RÉFLEXIONS pour Mt 14:22-36
Tout le monde sait bien que, si nous avons la foi, nous pourrons déplacer des montagnes. La question, toutefois, est de savoir pourquoi déplacer une montagne de l'endroit que le Créateur lui a assigné. Le geste de Pierre, lorsqu'il va vers le Maître sur l'eau, doit sans aucun doute être défini comme un acte héroïque de foi. Chacun de nous, ne différant en rien de Pierre par nature, peut se l'appliquer à lui-même. Me voici sortant de la barque et marchant sur l'eau...
Il est bien plus important de voir que, pour parler dans une langue peu moderne, c'est aussi un acte héroïque de sagesse. Le fait est qu'il n'y a pas si peu de croyants dans le monde, mais nous continuons tout de même à construire des ponts et à les emprunter pour franchir les obstacles d'eau. On ne voit nullement les chrétiens traverser les rivières sur les eaux en foules, même si notre histoire connaît de tels exemples. La sagesse de Pierre, exceptionnellement importante pour nous, tient à ce qu'il dit : « ordonne-moi de venir vers toi sur les eaux ». Il marche non seulement, et pas tant, parce qu'il croit. Cela aurait été impossible si Jésus ne le lui avait pas ordonné. À proprement parler, dans tout ce qui arrive dans notre vie, au milieu de l'abondance des miracles que nous ne remarquons pas, il n'y a qu'un seul Thaumaturge : le Seigneur.
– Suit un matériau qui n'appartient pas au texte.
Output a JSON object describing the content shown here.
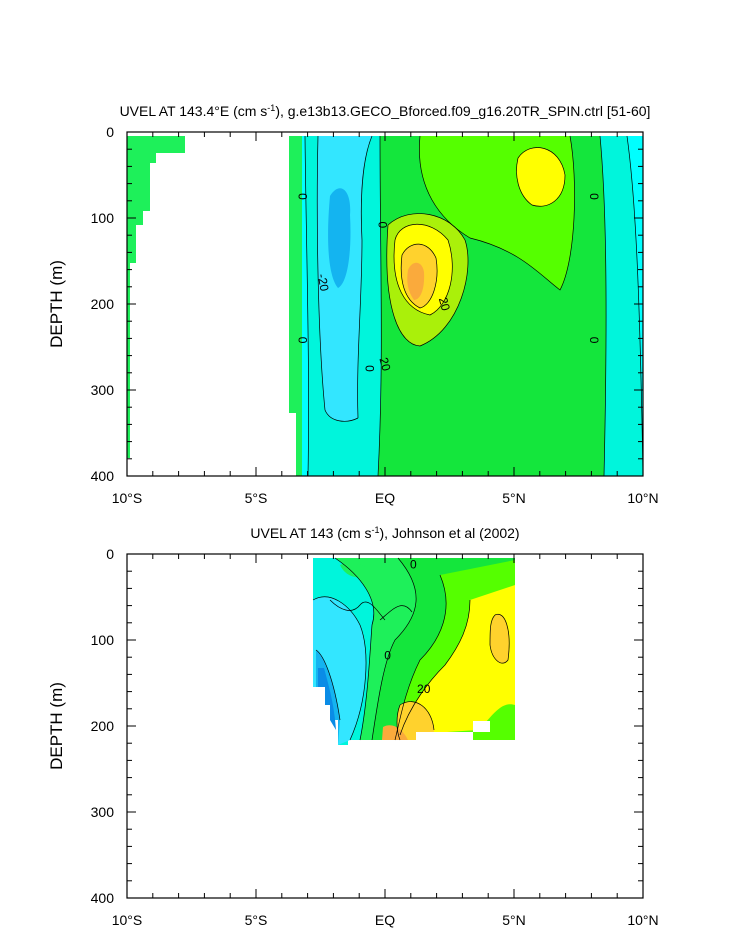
{
  "figure": {
    "colors": {
      "cyan": "#00FFFF",
      "aqua": "#00F5DC",
      "sky": "#33E6FF",
      "blue": "#14B4F0",
      "deep_blue": "#0A8CE6",
      "green_light": "#1EF05A",
      "green": "#14E63C",
      "lime": "#55FF00",
      "yellow_green": "#AAF00A",
      "yellow": "#FFFF00",
      "gold": "#FFD22D",
      "orange": "#FAAA3C"
    },
    "x_ticks": [
      "10°S",
      "5°S",
      "EQ",
      "5°N",
      "10°N"
    ]
  },
  "chart_data": [
    {
      "type": "contour",
      "title": "UVEL AT 143.4°E (cm s-1), g.e13b13.GECO_Bforced.f09_g16.20TR_SPIN.ctrl [51-60]",
      "ylabel": "DEPTH (m)",
      "y_ticks": [
        "0",
        "100",
        "200",
        "300",
        "400"
      ],
      "xlim": [
        -10,
        10
      ],
      "ylim": [
        400,
        0
      ],
      "contour_labels": [
        {
          "text": "0",
          "x": -3.2,
          "y": 75
        },
        {
          "text": "0",
          "x": -0.1,
          "y": 108
        },
        {
          "text": "-20",
          "x": -2.4,
          "y": 175
        },
        {
          "text": "20",
          "x": 2.3,
          "y": 200
        },
        {
          "text": "0",
          "x": -3.2,
          "y": 242
        },
        {
          "text": "0",
          "x": -0.6,
          "y": 275
        },
        {
          "text": "20",
          "x": 0.0,
          "y": 270
        },
        {
          "text": "0",
          "x": 8.1,
          "y": 75
        },
        {
          "text": "0",
          "x": 8.1,
          "y": 242
        }
      ]
    },
    {
      "type": "contour",
      "title": "UVEL AT 143 (cm s-1), Johnson et al (2002)",
      "ylabel": "DEPTH (m)",
      "y_ticks": [
        "0",
        "100",
        "200",
        "300",
        "400"
      ],
      "xlim": [
        -10,
        10
      ],
      "ylim": [
        400,
        0
      ],
      "contour_labels": [
        {
          "text": "0",
          "x": 1.1,
          "y": 12
        },
        {
          "text": "0",
          "x": 0.1,
          "y": 118
        },
        {
          "text": "20",
          "x": 1.5,
          "y": 157
        }
      ]
    }
  ]
}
Sans son ordre, par la seule volonté de Pierre lui-même, cela aurait été impossible.
Et encore un point important : où va Pierre, où regarde-t-il ? Tant que son regard est tourné vers Jésus, il marche ; dès qu'il regarde autour de lui, il commence à couler. Ce n'est nullement une métaphore. Vivre sans s'enfoncer dans l'immédiat, dans la matière, et en fin de compte dans la mort, n'est possible qu'en regardant Jésus, et uniquement ainsi.